I am working on a housing price prediction dataset. It has 13 features and I am using multiple linear regression model. When I check the correlation of the features and target value it shows weird results for df.corr() method and Summary() function.

For few features the values of p correlation coefficient are low. But if I use summary() functions after regression these features have different p-values. The feature which has lowest value of correlation coefficient doesn't have the highest p value. Or there is no similarity/correlation in correlation coefficient and p values obtained by these two different functions.
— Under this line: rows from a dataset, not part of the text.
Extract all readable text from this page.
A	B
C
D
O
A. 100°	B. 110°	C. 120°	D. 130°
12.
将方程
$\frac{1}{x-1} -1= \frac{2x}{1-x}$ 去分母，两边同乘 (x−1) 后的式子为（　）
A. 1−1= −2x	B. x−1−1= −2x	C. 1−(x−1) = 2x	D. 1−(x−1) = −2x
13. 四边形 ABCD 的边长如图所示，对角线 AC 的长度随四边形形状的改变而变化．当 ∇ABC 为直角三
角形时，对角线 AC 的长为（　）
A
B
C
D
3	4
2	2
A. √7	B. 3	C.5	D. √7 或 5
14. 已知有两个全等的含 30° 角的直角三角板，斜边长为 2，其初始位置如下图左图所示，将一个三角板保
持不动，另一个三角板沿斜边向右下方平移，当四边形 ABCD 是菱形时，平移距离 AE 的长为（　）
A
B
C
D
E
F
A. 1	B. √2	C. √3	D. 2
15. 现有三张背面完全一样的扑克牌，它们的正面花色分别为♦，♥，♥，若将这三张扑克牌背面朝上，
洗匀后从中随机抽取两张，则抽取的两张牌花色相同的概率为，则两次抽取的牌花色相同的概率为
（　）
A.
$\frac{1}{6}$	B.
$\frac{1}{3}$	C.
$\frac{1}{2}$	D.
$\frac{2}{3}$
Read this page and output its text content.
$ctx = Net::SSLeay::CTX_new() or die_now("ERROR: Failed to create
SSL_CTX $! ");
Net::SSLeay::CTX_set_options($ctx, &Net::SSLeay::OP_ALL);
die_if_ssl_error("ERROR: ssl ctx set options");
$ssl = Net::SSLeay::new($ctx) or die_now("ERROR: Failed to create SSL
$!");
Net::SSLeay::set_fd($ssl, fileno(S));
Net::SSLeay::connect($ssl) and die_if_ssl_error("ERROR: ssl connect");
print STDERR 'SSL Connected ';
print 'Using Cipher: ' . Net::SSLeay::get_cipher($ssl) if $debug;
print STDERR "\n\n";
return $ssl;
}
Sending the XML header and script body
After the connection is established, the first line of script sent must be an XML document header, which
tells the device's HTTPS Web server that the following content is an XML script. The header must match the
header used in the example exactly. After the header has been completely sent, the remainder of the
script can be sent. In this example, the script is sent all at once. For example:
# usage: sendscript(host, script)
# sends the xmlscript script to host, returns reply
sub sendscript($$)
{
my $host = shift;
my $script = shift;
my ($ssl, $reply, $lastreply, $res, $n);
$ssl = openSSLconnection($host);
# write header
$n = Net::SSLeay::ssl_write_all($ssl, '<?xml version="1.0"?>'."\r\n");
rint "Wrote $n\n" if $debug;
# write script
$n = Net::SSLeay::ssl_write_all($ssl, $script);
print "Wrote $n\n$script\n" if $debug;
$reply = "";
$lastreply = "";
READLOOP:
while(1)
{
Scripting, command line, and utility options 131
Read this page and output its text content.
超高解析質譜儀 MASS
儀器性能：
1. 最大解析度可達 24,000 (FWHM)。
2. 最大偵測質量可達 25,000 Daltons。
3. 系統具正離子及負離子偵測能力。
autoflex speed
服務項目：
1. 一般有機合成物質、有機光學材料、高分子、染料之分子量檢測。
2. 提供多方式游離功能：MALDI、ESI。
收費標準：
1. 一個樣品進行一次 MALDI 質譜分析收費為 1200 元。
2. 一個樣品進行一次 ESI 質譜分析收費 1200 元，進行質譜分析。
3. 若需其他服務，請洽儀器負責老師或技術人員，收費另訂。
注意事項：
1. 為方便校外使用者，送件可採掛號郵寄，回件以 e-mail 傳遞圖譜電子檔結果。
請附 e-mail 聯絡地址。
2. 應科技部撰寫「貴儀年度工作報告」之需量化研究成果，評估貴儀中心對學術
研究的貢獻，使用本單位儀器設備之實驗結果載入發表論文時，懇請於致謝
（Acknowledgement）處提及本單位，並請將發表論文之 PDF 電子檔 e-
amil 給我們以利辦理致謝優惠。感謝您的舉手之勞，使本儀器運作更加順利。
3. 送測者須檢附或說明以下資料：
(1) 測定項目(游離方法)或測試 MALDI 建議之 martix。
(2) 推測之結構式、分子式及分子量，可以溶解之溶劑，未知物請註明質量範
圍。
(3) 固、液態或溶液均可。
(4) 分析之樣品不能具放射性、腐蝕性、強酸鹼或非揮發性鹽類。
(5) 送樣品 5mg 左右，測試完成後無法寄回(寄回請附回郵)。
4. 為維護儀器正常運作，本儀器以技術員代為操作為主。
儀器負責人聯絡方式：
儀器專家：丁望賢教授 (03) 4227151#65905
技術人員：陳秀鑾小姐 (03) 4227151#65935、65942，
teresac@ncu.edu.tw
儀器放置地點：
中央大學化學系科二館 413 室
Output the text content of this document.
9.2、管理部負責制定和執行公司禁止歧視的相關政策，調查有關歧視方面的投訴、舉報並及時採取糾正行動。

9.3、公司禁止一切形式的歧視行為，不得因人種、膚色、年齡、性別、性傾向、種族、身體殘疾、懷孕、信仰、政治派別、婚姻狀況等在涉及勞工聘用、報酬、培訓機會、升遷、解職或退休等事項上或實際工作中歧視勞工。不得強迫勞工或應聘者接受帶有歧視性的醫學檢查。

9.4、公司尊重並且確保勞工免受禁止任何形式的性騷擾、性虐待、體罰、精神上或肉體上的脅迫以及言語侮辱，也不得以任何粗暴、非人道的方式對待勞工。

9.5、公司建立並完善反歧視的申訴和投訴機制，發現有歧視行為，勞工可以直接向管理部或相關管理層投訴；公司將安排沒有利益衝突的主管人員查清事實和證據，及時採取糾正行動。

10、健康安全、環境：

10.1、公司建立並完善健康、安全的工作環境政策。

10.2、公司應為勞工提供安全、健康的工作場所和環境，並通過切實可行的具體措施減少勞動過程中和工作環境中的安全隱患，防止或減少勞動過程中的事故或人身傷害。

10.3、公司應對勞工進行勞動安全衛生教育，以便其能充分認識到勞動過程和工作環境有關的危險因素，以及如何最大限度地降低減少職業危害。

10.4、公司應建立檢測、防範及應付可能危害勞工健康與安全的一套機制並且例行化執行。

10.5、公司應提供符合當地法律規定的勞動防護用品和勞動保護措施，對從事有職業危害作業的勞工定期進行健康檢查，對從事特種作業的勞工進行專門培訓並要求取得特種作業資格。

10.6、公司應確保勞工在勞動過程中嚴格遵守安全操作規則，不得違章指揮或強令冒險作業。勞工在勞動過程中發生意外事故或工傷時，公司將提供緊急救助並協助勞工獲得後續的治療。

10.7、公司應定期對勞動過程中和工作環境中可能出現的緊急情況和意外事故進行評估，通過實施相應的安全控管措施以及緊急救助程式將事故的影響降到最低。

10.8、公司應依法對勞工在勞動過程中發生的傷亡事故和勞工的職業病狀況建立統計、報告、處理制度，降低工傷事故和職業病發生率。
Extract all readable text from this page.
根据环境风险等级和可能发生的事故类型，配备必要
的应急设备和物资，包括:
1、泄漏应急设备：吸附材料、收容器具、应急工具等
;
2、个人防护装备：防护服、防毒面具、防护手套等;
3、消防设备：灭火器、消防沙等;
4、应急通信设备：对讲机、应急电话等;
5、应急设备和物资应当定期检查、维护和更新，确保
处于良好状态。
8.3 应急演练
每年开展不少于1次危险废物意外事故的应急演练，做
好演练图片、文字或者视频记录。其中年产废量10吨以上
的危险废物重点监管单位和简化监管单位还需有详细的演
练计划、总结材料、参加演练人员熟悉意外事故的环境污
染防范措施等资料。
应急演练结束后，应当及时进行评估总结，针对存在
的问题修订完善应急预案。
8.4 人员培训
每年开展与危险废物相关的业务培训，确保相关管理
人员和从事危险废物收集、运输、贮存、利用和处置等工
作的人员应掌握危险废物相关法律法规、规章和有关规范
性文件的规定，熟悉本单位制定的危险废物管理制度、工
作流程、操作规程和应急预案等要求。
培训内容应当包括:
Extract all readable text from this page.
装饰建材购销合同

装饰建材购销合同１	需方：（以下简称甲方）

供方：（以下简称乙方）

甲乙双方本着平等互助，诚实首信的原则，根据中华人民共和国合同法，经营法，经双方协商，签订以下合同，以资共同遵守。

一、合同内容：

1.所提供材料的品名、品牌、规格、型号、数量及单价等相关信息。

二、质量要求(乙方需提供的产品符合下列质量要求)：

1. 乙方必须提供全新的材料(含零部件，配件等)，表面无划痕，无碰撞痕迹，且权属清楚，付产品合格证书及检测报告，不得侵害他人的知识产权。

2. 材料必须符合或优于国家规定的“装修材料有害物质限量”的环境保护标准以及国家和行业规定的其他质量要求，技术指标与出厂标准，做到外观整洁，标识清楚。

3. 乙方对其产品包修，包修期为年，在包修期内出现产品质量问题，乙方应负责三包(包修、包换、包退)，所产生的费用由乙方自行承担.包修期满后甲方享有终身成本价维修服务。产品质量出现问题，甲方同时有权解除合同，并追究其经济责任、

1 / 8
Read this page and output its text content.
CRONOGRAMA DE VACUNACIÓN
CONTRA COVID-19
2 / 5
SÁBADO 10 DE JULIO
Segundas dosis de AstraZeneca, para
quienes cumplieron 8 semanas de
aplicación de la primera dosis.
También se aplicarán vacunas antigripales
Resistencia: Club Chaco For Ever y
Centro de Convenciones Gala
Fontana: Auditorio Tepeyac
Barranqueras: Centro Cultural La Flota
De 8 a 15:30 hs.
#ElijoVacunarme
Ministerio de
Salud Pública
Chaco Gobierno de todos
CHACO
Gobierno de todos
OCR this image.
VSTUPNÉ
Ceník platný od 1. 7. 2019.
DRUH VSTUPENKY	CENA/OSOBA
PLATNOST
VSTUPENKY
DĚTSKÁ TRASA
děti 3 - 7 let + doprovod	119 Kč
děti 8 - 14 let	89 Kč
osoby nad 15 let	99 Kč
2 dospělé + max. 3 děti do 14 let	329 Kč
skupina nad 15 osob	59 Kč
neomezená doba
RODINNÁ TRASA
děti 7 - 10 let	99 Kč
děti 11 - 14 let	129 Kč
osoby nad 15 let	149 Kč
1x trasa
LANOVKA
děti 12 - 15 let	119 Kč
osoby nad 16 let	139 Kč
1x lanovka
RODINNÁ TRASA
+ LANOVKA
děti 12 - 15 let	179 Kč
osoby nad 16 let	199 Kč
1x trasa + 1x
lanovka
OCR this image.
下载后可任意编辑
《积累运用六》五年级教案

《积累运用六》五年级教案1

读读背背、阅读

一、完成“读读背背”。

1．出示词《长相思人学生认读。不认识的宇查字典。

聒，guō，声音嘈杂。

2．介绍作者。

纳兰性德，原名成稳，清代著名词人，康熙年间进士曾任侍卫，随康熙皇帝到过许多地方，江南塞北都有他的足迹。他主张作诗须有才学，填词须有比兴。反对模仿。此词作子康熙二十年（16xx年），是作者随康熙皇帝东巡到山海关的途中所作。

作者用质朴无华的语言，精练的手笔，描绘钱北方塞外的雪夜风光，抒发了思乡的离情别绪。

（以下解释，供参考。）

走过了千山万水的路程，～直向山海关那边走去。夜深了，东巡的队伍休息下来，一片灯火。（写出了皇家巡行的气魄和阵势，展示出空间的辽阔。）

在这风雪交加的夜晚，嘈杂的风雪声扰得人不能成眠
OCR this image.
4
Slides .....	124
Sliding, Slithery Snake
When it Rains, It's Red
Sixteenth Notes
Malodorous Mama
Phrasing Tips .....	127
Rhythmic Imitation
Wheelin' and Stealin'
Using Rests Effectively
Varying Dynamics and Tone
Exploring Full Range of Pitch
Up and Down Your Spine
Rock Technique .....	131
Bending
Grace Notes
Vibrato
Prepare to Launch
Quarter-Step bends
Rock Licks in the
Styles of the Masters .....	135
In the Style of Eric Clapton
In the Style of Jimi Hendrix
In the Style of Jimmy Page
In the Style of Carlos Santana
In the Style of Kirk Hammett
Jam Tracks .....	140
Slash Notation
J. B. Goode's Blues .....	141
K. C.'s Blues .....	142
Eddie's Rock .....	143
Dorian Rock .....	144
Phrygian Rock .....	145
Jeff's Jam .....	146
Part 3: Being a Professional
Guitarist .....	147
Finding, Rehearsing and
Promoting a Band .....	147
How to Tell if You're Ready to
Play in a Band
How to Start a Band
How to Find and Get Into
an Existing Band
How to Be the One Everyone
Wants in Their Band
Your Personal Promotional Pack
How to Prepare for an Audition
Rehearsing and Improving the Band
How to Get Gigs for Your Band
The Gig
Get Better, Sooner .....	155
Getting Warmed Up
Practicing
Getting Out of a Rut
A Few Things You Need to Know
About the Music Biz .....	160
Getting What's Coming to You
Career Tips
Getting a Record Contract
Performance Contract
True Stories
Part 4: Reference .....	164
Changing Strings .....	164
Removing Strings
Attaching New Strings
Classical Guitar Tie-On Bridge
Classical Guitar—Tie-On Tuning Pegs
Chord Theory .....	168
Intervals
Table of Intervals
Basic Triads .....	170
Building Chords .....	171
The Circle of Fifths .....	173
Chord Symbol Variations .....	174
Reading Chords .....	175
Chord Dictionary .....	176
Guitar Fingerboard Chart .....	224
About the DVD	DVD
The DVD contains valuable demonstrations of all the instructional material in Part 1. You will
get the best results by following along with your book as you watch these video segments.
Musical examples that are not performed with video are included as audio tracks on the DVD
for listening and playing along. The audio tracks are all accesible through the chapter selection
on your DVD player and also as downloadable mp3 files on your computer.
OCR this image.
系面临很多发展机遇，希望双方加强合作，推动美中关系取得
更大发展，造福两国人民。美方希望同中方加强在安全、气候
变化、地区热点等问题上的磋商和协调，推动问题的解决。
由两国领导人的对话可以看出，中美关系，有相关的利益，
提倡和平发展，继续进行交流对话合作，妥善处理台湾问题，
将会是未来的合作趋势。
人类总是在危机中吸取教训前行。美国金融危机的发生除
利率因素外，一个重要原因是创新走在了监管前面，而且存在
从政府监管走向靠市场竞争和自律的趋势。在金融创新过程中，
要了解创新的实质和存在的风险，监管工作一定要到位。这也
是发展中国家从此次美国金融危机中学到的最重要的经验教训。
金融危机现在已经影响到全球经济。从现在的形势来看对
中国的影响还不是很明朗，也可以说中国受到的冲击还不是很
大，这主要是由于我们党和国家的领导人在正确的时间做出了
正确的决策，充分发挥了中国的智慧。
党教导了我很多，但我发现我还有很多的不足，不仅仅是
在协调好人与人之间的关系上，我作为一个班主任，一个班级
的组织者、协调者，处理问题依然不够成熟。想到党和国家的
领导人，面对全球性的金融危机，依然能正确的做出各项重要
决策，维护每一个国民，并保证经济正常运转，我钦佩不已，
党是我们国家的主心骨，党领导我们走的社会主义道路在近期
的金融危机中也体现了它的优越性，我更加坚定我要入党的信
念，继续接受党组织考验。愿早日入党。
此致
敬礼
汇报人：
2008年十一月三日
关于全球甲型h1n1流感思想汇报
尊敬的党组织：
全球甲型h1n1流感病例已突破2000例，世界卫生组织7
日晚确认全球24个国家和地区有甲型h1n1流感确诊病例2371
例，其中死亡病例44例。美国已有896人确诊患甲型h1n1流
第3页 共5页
What could possibly have gone wrong?

for correlation coefficient

correlation_matrix = BostonHousing_df.corr().round(2)

for p values

X=BostonHousing_df.iloc[:,:-1].values
y=BostonHousing_df.iloc[:,-1].values
X_opt = X1[:,[0,1,2,3,4,5,6,7,8,9,10,11,12,13]]
regressor_OLS = sm.OLS(endog = y, exog = X_opt).fit()
regressor_OLS.summary()

As dataframe.corr() method by default uses pearson corelation .both functions should give similar results.but that is not happening .below are the two images of results.

pvalues

CorelationCoeff

if you observe 2 results from images , the features which has lowest corelation coeff doesnt have high p values.


Solution

  • The issue here is that when you check pairwise Pearson correlations, you are not factoring for the effect of all the other variables. So you can't expect a direct relation between Pearson correlation to the target, and the p-value within the regression model.

    Here is an extreme example to illustrate this:

    Say we have a target c, which is defined by sum of two features a+b. Say you have the following training set:

    a = [1, 2, 3, 4, 5, 1, 2, 3, 4, 5]    
    b = [4, 3, 2, 1, 0, 6, 5, 4, 3, 2]  
    c = [5, 5, 5, 5, 5, 7, 7, 7, 7, 7]
    

    Notice here that, even though a+b perfectly gives you c, if you just check the correlation between a and c, you would have 0!

    numpy.corrcoef(a, c)  
    > array([[1., 0.],
             [0., 1.]])  
    

    But if you plug these data into a linear regression estimator, you would of course get an extremely small p-value for a.

    So as you see, small pairwise correlation to the target does not necessarily imply a lack of effect/small p-value.